Referencia CAR 003 / AP
Voluntario portugués, 1837
La División Auxiliar Portuguesa sirvió en España, de acuerdo con los pactos establecidos en el seno de la Cuádruple Alianza. El 10 de febrero de 1837 se dictó en Andoain un decreto mediante el que se concedía de forma automática un ascenso a los jefes, oficiales, sargentos y soldados que pasaran a los carlistas con alguna fuerza, manteniendo sus grados si lo hacían solos.
Esta instrucción fue pronto conocida en el bando liberal y se tomaron algunas medidas encaminadas a evitar la creciente deserción entre las fuerzas gubernamentales, que no sólo afectaba a las tropas portuguesas que combatían en España sino también a los franceses y los británicos.
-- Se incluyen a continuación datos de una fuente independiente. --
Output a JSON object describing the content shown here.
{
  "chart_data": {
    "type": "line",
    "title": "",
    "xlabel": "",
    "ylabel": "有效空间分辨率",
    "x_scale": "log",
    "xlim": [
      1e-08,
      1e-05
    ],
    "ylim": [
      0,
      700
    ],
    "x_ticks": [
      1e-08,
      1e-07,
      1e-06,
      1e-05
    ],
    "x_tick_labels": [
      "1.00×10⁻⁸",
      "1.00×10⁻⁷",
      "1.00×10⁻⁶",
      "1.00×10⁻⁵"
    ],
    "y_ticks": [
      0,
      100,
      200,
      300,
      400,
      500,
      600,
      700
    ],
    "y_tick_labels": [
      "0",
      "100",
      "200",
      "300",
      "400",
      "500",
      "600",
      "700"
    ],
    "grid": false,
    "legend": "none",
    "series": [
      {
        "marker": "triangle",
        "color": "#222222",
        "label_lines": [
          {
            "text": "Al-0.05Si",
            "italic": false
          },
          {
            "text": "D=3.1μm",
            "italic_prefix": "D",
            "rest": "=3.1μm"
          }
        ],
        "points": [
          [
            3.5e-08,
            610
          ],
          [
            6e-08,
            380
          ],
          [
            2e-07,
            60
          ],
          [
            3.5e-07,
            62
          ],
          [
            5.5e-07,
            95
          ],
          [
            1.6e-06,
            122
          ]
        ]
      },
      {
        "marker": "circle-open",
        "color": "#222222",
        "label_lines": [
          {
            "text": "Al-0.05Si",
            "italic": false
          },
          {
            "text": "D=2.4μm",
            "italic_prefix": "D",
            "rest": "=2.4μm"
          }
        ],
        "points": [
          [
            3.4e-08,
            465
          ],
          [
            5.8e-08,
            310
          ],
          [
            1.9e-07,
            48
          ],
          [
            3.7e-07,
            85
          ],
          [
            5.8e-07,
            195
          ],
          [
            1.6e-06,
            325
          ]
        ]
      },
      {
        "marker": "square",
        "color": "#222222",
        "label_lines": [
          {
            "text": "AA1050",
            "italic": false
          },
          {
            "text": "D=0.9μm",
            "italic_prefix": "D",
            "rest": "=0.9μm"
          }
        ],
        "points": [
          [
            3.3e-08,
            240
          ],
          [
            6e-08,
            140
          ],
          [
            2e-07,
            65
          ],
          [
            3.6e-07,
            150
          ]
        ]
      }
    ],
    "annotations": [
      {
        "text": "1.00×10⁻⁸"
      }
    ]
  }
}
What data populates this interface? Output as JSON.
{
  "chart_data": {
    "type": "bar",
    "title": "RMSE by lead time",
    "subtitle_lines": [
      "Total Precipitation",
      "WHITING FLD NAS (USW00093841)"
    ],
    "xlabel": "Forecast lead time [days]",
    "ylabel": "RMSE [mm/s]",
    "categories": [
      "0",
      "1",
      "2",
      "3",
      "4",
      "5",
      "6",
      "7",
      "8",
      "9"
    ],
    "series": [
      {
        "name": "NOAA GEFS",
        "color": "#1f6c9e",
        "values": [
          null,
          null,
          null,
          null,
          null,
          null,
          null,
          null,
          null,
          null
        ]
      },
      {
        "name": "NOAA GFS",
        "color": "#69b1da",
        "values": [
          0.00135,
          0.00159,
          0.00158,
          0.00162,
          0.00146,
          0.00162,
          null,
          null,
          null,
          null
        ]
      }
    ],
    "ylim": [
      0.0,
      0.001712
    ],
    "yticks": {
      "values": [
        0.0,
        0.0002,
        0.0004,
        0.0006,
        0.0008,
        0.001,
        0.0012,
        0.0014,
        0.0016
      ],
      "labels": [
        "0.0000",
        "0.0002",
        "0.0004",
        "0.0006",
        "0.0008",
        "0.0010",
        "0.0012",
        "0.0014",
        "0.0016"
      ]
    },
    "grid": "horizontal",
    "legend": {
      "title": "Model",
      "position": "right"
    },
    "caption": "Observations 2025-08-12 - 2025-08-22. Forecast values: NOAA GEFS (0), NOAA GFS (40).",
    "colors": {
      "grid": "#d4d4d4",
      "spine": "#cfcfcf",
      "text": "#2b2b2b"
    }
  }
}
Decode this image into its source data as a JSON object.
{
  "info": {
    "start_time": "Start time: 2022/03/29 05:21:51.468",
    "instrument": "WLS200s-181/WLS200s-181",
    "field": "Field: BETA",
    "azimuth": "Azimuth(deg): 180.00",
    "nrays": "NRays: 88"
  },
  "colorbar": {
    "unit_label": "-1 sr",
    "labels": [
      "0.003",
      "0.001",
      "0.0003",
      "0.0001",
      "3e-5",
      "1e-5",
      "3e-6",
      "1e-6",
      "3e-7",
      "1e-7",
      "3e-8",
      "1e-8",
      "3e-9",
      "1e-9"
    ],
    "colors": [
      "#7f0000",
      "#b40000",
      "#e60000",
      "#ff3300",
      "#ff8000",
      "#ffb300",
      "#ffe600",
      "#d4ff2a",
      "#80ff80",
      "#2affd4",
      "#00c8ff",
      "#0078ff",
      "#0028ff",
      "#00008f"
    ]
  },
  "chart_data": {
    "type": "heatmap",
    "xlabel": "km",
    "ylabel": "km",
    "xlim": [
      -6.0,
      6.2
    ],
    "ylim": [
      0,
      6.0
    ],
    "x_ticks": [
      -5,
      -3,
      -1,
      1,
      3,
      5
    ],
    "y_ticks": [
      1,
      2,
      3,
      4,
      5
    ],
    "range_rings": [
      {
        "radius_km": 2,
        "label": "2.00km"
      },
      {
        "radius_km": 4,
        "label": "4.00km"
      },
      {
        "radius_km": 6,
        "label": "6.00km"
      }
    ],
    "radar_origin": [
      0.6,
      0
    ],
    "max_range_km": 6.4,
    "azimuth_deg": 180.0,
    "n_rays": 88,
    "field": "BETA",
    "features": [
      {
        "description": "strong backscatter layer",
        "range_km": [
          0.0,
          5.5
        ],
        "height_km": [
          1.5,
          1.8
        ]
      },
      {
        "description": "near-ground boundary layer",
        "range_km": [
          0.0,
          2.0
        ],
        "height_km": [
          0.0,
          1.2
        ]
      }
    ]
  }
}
Estas medidas no evitaron que algunos grupos se uniesen a los carlistas, que formaron con ellos un batallón.
En sus uniformes, en principio y por razones prácticas, se decidió que usaran los portugueses, que eran muy similares a los de la infantería española liberal, si bien les cambiaron los chacos por boinas de color verde con el objetivo de evitar que fuesen confundidos con las tropas enemigas. Lo más llamativo de este pequeño cambio es que mantuvieron un tiempo las mochilas tradicionales de la infantería de línea, algo que contrastaba vivamente con el aspecto que presentaban sus nuevos compañeros de armas.
Posteriormente las tropas portuguesas se reequiparon, al igual que las francesas desertoras de la Legión Francesa, de la misma forma que los batallones castellanos, con capotes grises y pantalones rojos. Los voluntarios portugueses conservaron sus boinas verdes y a los franceses pasaron a tenerlas rojas, recibiendo las cananas ventrales y los morrales típicos de las tropas carlistas.
Una vista de Portugal en los años 30 del siglo XIX. Las tropas portuguesas estaban formadas en parte por hombres muy fogueados que habían combatido en su país en un enfrentamiento similar al español entre legitimistas y liberales.